Il sentit l’hésitation faire rage en Léon. Enfin le géant concéda :
— Je vous accorde une demi-heure. Au-delà, je pars à votre recherche et je m’occupe en personne de votre suspect. Je préfère tenir compagnie à Huguelin pendant ce délai. Si je croisais le regard de ma maîtresse, je ne pourrais lui dissimuler ce que je sais et elle ne vous octroierait jamais la permission que je vous accorde. Faites vite et au mieux.
Druon fonça.
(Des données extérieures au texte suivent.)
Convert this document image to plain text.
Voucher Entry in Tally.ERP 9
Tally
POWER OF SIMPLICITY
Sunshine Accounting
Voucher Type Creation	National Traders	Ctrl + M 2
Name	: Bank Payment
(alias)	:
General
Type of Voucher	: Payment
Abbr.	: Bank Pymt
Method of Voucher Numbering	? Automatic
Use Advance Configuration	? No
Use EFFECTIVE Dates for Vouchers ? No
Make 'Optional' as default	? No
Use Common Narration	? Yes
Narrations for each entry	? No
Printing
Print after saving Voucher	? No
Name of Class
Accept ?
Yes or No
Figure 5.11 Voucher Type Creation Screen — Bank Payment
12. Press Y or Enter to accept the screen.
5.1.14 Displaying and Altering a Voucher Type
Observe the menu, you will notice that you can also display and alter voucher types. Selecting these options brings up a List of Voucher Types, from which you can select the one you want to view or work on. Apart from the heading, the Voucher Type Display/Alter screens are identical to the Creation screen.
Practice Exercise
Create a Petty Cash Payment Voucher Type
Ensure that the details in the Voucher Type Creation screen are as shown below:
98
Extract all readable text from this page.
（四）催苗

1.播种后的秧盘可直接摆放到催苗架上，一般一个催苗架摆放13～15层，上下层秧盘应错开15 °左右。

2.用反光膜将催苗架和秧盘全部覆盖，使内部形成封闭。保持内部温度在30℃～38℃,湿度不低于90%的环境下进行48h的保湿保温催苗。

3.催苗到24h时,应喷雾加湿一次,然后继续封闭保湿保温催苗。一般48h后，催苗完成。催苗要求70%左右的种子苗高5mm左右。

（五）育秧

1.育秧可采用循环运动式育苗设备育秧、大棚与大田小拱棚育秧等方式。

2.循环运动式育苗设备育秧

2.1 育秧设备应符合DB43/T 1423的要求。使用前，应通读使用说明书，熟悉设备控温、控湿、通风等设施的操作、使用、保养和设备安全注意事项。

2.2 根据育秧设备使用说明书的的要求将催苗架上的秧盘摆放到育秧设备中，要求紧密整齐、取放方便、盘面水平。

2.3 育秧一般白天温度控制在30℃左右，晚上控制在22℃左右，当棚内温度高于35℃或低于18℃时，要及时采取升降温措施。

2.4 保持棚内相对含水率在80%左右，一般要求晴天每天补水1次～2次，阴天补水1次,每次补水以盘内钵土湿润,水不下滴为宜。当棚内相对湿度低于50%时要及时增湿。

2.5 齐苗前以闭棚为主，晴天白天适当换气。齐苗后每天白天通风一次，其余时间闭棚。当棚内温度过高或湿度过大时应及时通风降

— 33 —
Il gravit quatre à quatre les marches et se rua vers la bibliothèque. Le sieur Évrard Joliet se penchait sur un haut lutrin et lisait. Il sursauta à l’entrée bien peu cérémonieuse du mire. Sa peau de blond s’enflamma de surprise et il bafouilla :
— Messire mire… Que me vaut l’honneur de…
— L’honneur ? C’est à voir. J’ai peu de temps, monsieur, et vous encore moins. Aussi épargnons-nous les préambules de courtoisie. Ils ne sont plus de mise.
— Je n’ai pas le sentiment de comprendre tout à fait…
— Vos mains, monsieur. Montrez-moi vos mains.
Prétendant l’affront, l’autre se rebella :
— À la fin, c’est un peu fort ! Qui êtes-vous pour…
— Préférez-vous que j’aille quérir la baronne, ou messire Léon, que j’ai eu toutes les peines à dissuader de me suivre ? Le choix est vôtre, mais hâtez-vous.
— Je…
— Vos mains !
Le bibliothécaire-copiste hésita encore puis tendit de mauvaise grâce l’une d’elles. Tous les ongles étaient recouverts de taches d’encre, celles qui étaient revenues au souvenir de Druon grâce à Huguelin. S’y mêlaient l’encre rouge de minium, la noire de fumée, l’encre de galles du chêne et l’encre verte de malachite.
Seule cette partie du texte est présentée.